Did you know there are seven different laws listed in Romans? Did you know the English word law is used 78 times from chapter 2 to chapter 8? Did you also know that love is mentioned 15 times, not counting “beloved?” The most important are the 13 in 5:5, 8; 8:28, 35, 37, 39; 12:9, 10; 13:8, 9, 10; 14:15; and 15:30. Did you know Paul’s main subject is living the Law with love and the Spirit rather than in a self-seeking attempt to earn our own salvation righteousness?
That information with much else is covered in our Romans video series. Got the second video up now. It took a while to start posting these mostly because I was learning how to do multi-camera editing. Plus I have to do about 40 slides, place them in the video, edit the sound, add titles and make sure everything is ready to go.

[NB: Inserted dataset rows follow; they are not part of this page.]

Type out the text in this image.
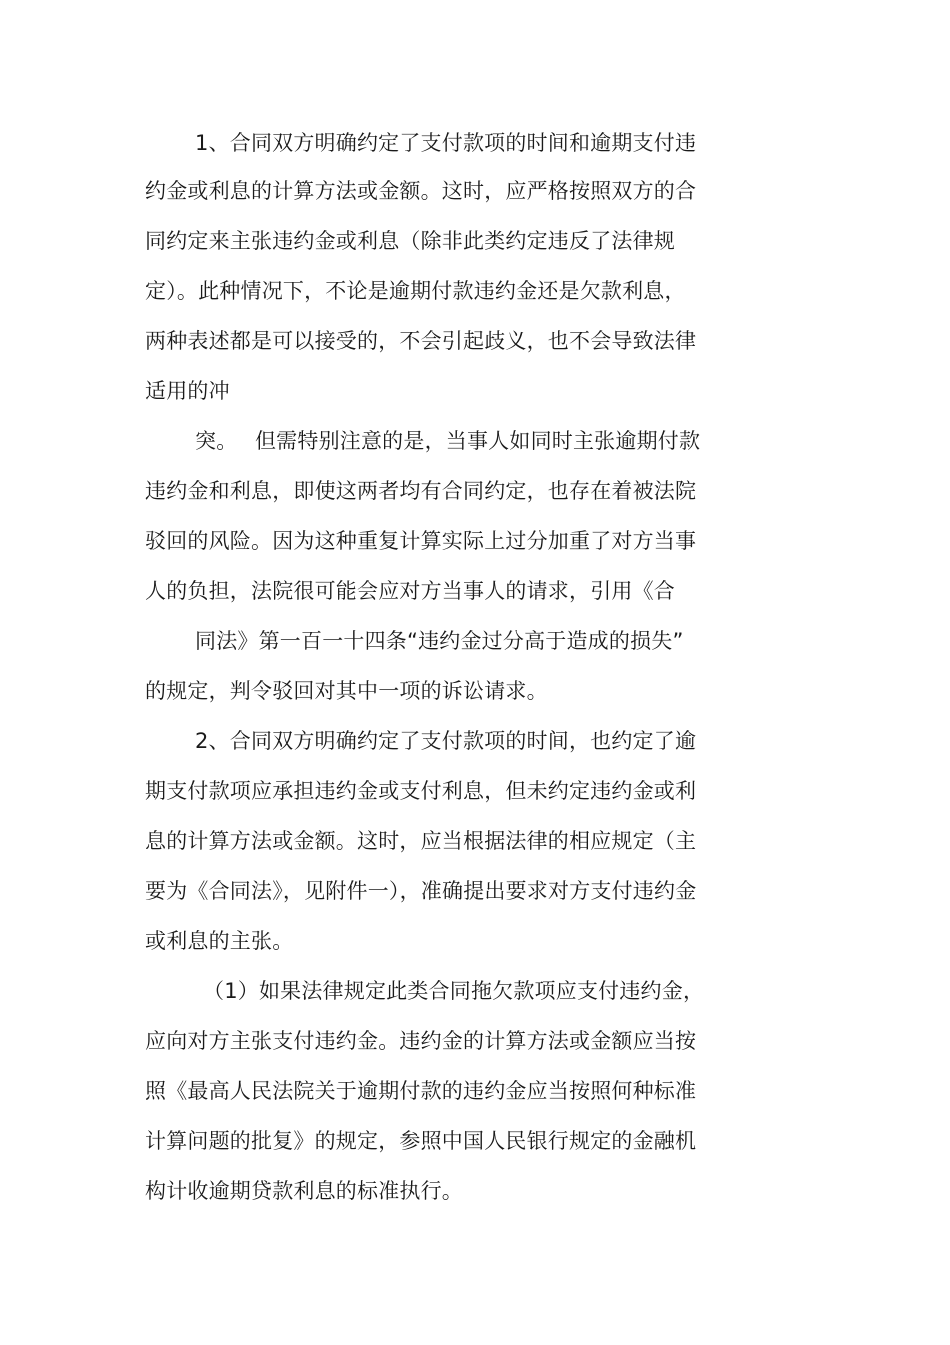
1、合同双方明确约定了支付款项的时间和逾期支付违
约金或利息的计算方法或金额。这时，应严格按照双方的合
同约定来主张违约金或利息（除非此类约定违反了法律规
定）。此种情况下，不论是逾期付款违约金还是欠款利息，
两种表述都是可以接受的，不会引起歧义，也不会导致法律
适用的冲
突。　 但需特别注意的是，当事人如同时主张逾期付款
违约金和利息，即使这两者均有合同约定，也存在着被法院
驳回的风险。因为这种重复计算实际上过分加重了对方当事
人的负担，法院很可能会应对方当事人的请求，引用《合
同法》第一百一十四条“违约金过分高于造成的损失”
的规定，判令驳回对其中一项的诉讼请求。
2、合同双方明确约定了支付款项的时间，也约定了逾
期支付款项应承担违约金或支付利息，但未约定违约金或利
息的计算方法或金额。这时，应当根据法律的相应规定（主
要为《合同法》，见附件一），准确提出要求对方支付违约金
或利息的主张。
（1）如果法律规定此类合同拖欠款项应支付违约金，
应向对方主张支付违约金。违约金的计算方法或金额应当按
照《最高人民法院关于逾期付款的违约金应当按照何种标准
计算问题的批复》的规定，参照中国人民银行规定的金融机
构计收逾期贷款利息的标准执行。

This series is mostly to help the whole Bible believer explain Paul’s writings in context with the rest of Scripture (including the Law). Many (many, many) people calling themselves believers use this book along with Galatians and selected other sections of Paul’s writings to remove the Law from a believer’s life. Not only does this not do justice to Paul’s writings, but removing the Law is like removing the most nutritious parts of food, then wondering why we still seem to be starving to death.
And the church IS starving. We started starving when we began sitting in judgment on His living oracles, approving behavior that is specifically listed for us as harmful. Paul specifically says that the law is good, righteous, holy and spiritual. He “delights in the Law of God” but “I see in my members another law waging war.” This law is the law of sin, not the Law of God. The law of sin is the one where we try to earn salvation righteousness from God by following some rules (without the heart or the Spirit). View the video to see how this is explained by Paul.